Mas, por motivos de moralidade, eu excluí meu pai da minha casa. Quando eu tinha meus 15 anos, ele separou da minha mãe, indo viver com outra pessoa. Eu, achando que estava fazendo justiça, passei a cuidar da minha mãe. Aí me casei, ela continuou morando em minha casa. Tive filhos, e eles são testemunho do que estou contando. Meu pai chegava até a porta, mas por motivos de moralidade, eu não o deixava entrar em minha casa. Minha mãe faleceu.
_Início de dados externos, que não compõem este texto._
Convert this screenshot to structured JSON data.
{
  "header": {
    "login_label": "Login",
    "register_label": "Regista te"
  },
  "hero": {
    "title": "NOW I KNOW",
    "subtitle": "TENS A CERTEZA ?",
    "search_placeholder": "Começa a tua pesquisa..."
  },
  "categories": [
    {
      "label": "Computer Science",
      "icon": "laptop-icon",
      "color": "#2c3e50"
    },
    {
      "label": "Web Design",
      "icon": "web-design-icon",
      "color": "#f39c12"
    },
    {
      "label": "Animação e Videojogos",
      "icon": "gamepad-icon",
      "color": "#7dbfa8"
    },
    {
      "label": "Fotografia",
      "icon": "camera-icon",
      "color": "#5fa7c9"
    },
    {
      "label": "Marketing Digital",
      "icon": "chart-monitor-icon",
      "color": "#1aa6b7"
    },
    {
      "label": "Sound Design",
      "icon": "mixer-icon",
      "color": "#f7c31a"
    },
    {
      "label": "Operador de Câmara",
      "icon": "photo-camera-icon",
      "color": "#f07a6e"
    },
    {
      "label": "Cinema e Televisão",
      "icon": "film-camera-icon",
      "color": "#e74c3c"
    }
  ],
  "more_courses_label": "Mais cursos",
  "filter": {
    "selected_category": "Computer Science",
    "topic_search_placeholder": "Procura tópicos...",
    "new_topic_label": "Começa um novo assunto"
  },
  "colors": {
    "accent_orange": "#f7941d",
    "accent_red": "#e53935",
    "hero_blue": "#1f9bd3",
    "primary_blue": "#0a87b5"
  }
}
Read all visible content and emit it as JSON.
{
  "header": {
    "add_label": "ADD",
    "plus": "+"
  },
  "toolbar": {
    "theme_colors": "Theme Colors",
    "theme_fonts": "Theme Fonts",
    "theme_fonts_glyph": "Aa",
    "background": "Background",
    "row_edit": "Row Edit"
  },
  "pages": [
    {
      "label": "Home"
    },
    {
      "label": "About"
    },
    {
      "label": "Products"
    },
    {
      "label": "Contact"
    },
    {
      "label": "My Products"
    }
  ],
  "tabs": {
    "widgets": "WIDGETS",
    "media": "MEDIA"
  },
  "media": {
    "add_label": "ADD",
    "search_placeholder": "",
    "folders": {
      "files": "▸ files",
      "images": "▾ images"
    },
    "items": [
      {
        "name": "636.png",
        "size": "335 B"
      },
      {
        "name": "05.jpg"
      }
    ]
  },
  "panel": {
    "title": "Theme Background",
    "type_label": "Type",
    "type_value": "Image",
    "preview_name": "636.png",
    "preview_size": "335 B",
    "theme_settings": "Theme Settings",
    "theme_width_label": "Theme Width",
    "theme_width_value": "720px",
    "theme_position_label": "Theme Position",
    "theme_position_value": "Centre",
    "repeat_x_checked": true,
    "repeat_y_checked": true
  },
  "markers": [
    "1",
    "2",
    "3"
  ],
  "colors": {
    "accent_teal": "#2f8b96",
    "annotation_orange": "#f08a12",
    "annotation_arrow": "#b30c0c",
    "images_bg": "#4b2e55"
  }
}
Ele só ficou sabendo dias depois. Para resumir: filhos não façam isso, não cometam esse mesmo pecado. Hoje, estou pagando tudo que fiz. É caso verídico. Peço perdão a Deus e a seu filho Jesus Cristo. Estou consciente dos meus erros. Espero, que com esse testemunho a vocês, Deus vá me ouvir, me dando uma nova vida. Já sofri muito. Tudo que fiz ao meu pai, aconteceu comigo. Queria ter ele vivo para pedir perdão e sua benção.

Um pai é para 10 filhos, mas, às vezes, 10 filhos não olham um pai. Tudo que pensa fazer ao teu pai faça em vida. Você não paga o que ele te fez até hoje.